Всего за несколько лет в чужой столице, где он поселился, Довид Карновский достиг многого. Во-первых, он в совершенстве выучил немецкий язык. Это был уже не тот язык, на котором писал Мендельсон, а язык банкиров и служащих. Во-вторых, он преуспел в торговле лесом. В-третьих, он сам, в свободное время, по учебникам прошел полный гимназический курс, что когда-то казалось ему несбыточной мечтой. И наконец, благодаря способностям и знаниям он стал видным человеком в новой синагоге, куда ходил на молитву. Там молились не те, кто недавно переселился из Польши, но люди, предки которых укоренились в Германии много поколений назад.
В роскошной квартире окнами на Ораниенбургер-штрассе, недалеко от Гамбургер-штрассе, где стоял памятник Мендельсону, Карновские нередко принимали гостей. В просторном кабинете Довида стояли высокие, до самого лепного потолка, шкафы, полные еврейских и немецких книг. Было немало старинных, редких изданий, которые он покупал у букиниста Эфраима Вальдера в еврейском квартале, на Драгонер-штрассе. По вечерам в глубоких кожаных креслах часто сидели гости: раввин доктор Шпайер и другие ученые, библиотекари, преподаватели, даже старый профессор Бреслауэр, руководитель раввинской семинарии, — и беседовали о Торе и Талмуде.

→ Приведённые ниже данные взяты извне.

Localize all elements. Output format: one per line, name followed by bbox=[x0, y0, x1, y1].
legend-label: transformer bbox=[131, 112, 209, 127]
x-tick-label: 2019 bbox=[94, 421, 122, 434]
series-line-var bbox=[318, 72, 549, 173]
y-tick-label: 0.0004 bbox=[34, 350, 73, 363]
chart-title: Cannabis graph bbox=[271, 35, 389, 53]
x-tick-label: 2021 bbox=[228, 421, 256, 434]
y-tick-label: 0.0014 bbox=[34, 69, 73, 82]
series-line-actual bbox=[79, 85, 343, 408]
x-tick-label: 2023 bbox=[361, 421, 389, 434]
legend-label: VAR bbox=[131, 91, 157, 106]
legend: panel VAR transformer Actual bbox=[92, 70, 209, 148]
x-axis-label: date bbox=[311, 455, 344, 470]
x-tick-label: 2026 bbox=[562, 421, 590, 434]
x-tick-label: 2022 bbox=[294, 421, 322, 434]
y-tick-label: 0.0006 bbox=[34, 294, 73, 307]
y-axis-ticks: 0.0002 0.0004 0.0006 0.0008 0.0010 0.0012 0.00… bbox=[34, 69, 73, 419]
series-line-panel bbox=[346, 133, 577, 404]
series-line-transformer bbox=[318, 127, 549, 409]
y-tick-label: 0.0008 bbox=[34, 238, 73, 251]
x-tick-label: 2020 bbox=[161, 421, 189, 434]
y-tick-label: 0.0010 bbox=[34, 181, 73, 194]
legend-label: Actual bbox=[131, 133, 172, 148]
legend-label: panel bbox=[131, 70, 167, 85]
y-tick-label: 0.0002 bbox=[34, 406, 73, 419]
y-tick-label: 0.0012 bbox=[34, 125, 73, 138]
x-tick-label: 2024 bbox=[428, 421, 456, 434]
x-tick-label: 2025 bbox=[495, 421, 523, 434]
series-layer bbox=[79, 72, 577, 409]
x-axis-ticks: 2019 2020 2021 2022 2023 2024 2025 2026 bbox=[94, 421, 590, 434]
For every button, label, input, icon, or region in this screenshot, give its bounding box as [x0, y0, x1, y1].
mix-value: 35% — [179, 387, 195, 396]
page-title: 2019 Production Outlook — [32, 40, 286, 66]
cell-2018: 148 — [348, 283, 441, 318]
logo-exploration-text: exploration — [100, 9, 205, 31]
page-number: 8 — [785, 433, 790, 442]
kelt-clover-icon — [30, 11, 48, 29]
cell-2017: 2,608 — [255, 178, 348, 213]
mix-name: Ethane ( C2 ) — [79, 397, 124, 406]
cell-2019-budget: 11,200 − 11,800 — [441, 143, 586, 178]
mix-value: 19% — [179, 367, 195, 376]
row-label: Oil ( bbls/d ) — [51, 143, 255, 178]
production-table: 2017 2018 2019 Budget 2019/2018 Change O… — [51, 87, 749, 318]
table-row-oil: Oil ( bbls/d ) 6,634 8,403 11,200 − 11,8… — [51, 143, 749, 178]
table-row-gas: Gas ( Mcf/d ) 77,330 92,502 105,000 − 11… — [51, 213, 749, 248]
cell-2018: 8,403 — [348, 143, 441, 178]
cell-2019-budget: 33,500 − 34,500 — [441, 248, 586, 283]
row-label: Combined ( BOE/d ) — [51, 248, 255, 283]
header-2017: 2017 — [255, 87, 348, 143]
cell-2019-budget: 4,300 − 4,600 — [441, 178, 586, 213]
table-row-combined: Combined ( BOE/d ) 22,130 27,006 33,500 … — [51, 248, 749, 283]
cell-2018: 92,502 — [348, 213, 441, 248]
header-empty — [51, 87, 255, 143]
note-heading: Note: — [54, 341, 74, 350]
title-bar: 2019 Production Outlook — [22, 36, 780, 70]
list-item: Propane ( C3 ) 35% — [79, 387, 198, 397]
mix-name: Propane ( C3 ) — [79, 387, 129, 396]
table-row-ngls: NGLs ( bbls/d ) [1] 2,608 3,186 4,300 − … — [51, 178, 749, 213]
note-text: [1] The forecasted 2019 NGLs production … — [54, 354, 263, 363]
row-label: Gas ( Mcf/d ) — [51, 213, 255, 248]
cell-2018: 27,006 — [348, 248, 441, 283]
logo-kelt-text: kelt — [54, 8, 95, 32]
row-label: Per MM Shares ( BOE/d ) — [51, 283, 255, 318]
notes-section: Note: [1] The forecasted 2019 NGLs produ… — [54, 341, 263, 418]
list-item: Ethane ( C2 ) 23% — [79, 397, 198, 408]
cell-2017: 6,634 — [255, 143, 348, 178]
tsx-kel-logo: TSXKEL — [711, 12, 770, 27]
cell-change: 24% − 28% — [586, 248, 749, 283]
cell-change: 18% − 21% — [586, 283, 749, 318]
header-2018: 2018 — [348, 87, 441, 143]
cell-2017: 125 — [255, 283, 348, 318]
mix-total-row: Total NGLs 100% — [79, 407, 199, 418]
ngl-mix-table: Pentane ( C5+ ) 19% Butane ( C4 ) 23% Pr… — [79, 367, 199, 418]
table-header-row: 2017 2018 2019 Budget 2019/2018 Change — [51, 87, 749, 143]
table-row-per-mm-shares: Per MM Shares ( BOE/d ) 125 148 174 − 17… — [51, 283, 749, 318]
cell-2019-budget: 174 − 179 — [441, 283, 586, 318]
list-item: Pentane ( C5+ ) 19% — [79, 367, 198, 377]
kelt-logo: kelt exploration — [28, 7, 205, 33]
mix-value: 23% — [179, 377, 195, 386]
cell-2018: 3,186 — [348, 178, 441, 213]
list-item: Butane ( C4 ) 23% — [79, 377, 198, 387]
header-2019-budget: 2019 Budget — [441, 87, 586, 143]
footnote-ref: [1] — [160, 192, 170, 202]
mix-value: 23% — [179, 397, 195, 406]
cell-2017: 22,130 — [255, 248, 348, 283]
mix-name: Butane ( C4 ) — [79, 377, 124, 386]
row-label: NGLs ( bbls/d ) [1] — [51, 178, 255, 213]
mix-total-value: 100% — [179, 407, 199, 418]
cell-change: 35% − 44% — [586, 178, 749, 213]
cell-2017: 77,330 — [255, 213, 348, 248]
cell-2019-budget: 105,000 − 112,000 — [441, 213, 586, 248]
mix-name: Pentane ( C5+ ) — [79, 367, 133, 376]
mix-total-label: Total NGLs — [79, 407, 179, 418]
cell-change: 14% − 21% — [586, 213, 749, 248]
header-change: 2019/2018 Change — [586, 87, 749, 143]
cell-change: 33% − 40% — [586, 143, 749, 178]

Через три года Лея родила сына, и Довид Карновский дал ребенку два имени: Мойше — в честь Мойше Мендельсона, еврейское имя, по которому его будут вызывать к Торе, когда он вырастет, и Георг — переиначенное на немецкий лад имя отца Довида Гершона. Под этим именем удобнее будет вести торговлю.
— Будь евреем дома и человеком на улице, — сказал на обрезании Довид Карновский на древнееврейском и немецком, будто бы благодаря переводу малыш мог лучше понять смысл слов.
Приглашенные, среди них раввин доктор Шпайер, все в черных сюртуках и цилиндрах, одобрительно закивали головами.
— Ja, ja, verehrter Herr Karnowski[8], — говорил доктор Шпайер, поглаживая бородку клинышком, острую, как карандаш, — нужно держаться золотой середины: еврей среди евреев, немец среди немцев.
— Именно золотая середина! — дружно согласились гости и заложили белоснежные салфетки за высокие крахмальные воротнички, приготовившись к обильному угощению.
2
Для Леи Карновской самая большая радость — когда хвалят ее ребенка, особенно если при этом говорят, что он похож на отца.
Сколько раз за пять лет, с тех пор как родился ее сын, она слышала, что он такой красивый, умненький и так похож на папу! Но она готова слушать это снова и снова.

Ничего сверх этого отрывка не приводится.